Saturday, May 17, 2014
How To Pick A Title For Your Novel
By Mark Alpert
Choosing a title for your novel should be fun, right? So why is it often so frustrating?
I think it’s because there are so many requirements for a good title. It has to tell the reader, in a general way, what the book is about. It also has to convey the tone of the book -- a light, amusing title for a lighthearted novel, a heavy, ominous title for a dark, creepy thriller. It can’t be too similar to titles of other recently published or very well-known books. And it shouldn’t carry the baggage of unwanted associations. Above all, it has to be catchy.
One could argue that novelists shouldn’t worry so much about titles. This is an area where the publisher has the final say, because the title is so important to the marketing of the book. The author can make suggestions, but the publisher has veto power. And I’ve learned that the best titles often come out of brainstorming sessions between the author and editor after the book is finished. But I can’t start a novel without giving it at least a working title. I can’t just call it a work-in-progress. Would you call one of your kids a work-in-progress? (Although that’s what children are, really.)
I’ve written four published novels, and each had a working title that was different from its ultimate title. When I started writing the first book I called it “The Theory of Everything” because it was about a dangerous secret theory developed by Albert Einstein to explain all the forces of Nature. (Einstein himself called it Einheitliche Feldtheorie, the unified field theory.) But that wasn’t such a great title for a thriller. It seemed better suited to a literary novel. (And, in fact, there are several literary novels titled “The Theory of Everything.”) So my editor and I put our heads together and came up with “Final Theory.” That seemed more compelling and yet still true to the subject of the book, because physicists believe that if they ever do discover a theory of everything, it will also be a final theory (because they will have nothing fundamental left to discover).
My second novel was a sequel to the first, and I gave it the working title “Quantum Crash” because it was about an attempt to crash the program of the universe. Because the universe is inherently mathematical, some physicists have speculated that reality is the result of a cosmic program; the laws of physics are the operating instructions of this program, while matter and energy are the data being crunched. The problem with this title was the word “quantum.” I think the publisher was worried it would scare off some readers. My editor proposed the title “The Omega Theory,” which had the advantage of conveying that the book was a sequel to the first novel. Luckily, there is a concept in physics called the omega point, and I was able to work this into the book’s plot.

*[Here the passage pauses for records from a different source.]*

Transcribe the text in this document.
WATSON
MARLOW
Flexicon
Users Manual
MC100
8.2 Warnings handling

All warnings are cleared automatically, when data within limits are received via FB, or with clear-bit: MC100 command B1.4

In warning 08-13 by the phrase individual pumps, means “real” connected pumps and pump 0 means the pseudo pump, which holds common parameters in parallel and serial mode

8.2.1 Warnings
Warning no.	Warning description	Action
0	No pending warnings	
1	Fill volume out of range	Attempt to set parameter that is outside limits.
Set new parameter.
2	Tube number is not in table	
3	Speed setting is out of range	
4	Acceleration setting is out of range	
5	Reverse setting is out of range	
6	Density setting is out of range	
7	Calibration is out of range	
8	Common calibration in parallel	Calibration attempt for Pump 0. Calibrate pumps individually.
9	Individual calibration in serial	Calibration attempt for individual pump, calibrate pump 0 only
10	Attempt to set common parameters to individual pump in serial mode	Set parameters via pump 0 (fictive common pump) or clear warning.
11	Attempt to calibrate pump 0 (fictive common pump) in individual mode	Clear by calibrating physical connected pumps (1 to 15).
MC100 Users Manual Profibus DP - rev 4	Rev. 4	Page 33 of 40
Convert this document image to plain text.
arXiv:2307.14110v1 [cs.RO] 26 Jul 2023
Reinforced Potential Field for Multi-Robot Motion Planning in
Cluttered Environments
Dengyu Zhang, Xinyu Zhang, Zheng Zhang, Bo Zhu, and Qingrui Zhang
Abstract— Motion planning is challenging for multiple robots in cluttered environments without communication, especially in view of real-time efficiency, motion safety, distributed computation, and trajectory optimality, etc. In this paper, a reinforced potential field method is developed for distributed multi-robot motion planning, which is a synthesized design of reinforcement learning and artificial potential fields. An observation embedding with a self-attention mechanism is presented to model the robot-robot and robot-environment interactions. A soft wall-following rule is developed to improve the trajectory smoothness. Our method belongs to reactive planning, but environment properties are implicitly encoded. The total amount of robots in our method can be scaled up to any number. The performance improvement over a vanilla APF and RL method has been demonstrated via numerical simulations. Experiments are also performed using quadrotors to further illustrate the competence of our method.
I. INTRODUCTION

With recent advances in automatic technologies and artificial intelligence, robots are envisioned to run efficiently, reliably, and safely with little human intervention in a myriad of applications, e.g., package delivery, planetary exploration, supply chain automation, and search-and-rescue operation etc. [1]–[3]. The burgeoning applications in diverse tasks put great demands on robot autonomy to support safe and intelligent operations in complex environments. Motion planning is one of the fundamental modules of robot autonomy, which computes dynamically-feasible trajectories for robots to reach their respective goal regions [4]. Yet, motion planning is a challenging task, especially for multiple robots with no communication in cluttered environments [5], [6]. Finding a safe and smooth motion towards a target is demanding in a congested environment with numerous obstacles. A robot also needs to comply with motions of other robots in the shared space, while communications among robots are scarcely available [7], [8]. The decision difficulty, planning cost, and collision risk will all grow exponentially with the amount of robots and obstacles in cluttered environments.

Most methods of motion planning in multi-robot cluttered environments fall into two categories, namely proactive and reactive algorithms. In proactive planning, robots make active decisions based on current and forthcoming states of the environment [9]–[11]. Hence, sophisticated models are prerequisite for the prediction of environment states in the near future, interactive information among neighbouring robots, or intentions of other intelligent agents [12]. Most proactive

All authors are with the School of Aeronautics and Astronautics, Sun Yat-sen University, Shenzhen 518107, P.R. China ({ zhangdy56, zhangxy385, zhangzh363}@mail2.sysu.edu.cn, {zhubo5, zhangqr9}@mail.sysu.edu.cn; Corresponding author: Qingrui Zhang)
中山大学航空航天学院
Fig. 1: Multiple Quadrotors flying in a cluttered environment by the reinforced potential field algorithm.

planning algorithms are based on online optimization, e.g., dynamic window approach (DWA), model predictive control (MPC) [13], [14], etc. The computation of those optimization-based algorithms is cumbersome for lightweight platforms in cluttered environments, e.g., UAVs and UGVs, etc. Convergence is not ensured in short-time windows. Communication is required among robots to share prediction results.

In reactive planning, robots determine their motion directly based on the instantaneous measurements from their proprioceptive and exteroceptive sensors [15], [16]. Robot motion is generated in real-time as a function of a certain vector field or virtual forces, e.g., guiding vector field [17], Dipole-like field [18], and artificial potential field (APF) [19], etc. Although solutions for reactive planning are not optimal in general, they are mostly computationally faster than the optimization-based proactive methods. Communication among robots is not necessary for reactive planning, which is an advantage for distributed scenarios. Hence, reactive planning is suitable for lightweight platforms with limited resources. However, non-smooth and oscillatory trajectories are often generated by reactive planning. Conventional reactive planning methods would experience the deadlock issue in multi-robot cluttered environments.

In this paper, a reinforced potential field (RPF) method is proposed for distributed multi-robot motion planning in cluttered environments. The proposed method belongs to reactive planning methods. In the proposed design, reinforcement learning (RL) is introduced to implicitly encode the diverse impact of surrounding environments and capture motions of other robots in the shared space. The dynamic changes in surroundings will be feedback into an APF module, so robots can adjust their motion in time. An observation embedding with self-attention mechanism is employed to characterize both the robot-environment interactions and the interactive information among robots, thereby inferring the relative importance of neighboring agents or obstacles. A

My third book was a stand-alone novel about the merger of man and machine. The working title was “Swarm” because the book’s villain employs swarms of cyborg insect drones -- live houseflies with implanted radio controls and bio-weapons -- to attack the heroes. But that title didn’t convey the general premise of the novel, which describes the rise of a man-machine network that seeks to exterminate the human race. So my editor and I came up with “Extinction,” which was much better.
My fourth novel (which just came out) is another stand-alone, this one about an ancient clan of witches who have steered the course of human history for centuries. I gave it the working title “Ariel” because that was the name of the heroine, but I knew it would never fly as the ultimate title because of all the “Little Mermaid” associations. In the end my editor and I settled on the title “The Furies,” which are Greek mythological witches of a sort. I changed the name of the witch clan to Fury so that the book’s title would better fit its content.
And right now I’m writing a novel about an alien invasion, and I’ve given it the working title “Interstellar.” But I’m pretty sure this won’t be the title when the book is published because there’s a movie called “Interstellar” that’s scheduled to come out by the end of the year. I just viewed the trailer for the movie and it looks pretty cool. But my novel, whatever it’s ultimately called, will be very different.